Non dobbiamo mai dare per scontata l’Eucaristia che è il gesto umile e il grandioso “evento” che ci ha salvati e continua a richiamarci all’Essenziale, ossia il Signore Gesù. Nei mesi scorsi, per un lungo periodo, celebrare l’Eucaristia col popolo non è stato possibile e queste stesse impalcature che avvolgono il Duomo di S. Lorenzo – per consentire gli importanti e necessari lavori di consolidamento e restauro – sembrano essere qui per ricordarci come fragilità e “provvisorietà” facciano parte integrante della vita umana e nulla o quasi può essere mai dato per acquisito per sempre; nessuna garanzia umana ci può, infatti, tutelare e “assicurare” fino in fondo.
Nella preghiera di Colletta – con cui abbiamo aperto questa celebrazione – ci è stato ricordato che gli angeli (e, quindi, il nostro Arcangelo Michele) stanno davanti a Dio per servirlo e contemplare la gloria del Suo volto per trasmetterla a noi uomini; noi abbiamo bisogno di riscoprire la gloria di Dio perché l’uomo è immagine di Dio e dobbiamo allora riscoprire quella gloria dell’uomo che si chiama rispetto: per ogni uomo, per qualsiasi uomo, non perché rappresenta qualcosa o ci può dare qualcosa ma, semplicemente, perché è un uomo.

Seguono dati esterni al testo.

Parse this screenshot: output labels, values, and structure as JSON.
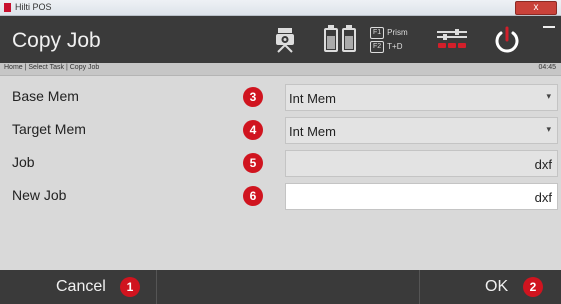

Nello stesso tempo, gli angeli sono vicini a noi e sono grandi e veri amici dell’umanità pellegrina sulla terra, al punto che quella stessa preghiera evidenzia che angeli e uomini sono chiamati a cooperare per portare a compimento nella storia il disegno divino della salvezza.
Essere nei cieli – come accade per gli angeli – non vuol dire essere lontani o distanti; al contrario, significa essere là dove tutto si vede e tutto si abbraccia. Se vogliamo essere aderenti alle cose delle terra, alziamo di più lo sguardo in alto e riusciremo a coglierle meglio, se non altro in modo meno autoreferenziale.
E allora alzare gli occhi al cielo, ritornare a mettere Dio al centro del nostro orizzonte e al posto che gli spetta (il primo!) e chiedere – con un atto di umiltà che ci fa tanto bene – l’aiuto e la protezione degli angeli, in particolare di chi riconosciamo come nostro patrono, ossia di coloro che stanno davanti e vicini a Dio, non solo non ci sottrae dal nostro vivere terreno e dai nostri impegni (e doveri) quotidiani ma è, anzi, garanzia e sostegno forte per il nostro cammino, per discernere con sapienza e portare avanti al meglio quelle scelte che la realtà attuale, con le sue fatiche e difficoltà, ci richiede e ci impone.
Non dobbiamo aver paura, dunque, a fare di nuovo riferimento a Dio – anche nella vita pubblica – e non dobbiamo “arrossire” nel chiedere aiuto e protezione a Chi ci può offrire la luce e la forza necessarie per dirigerci verso ciò che è buono, giusto e vero. Tutti gli Stati dittatoriali hanno iniziato mettendo Dio da parte; porre Dio al centro della vita pubblica in termini laici, non confessionali, significa allora garantire quel limite che ogni uomo deve porsi non mettendosi mai come soggetto ultimo. Sta qui il senso ultimo del nostro essere qui stasera nel nome e nell’invocazione del patrono san Michele.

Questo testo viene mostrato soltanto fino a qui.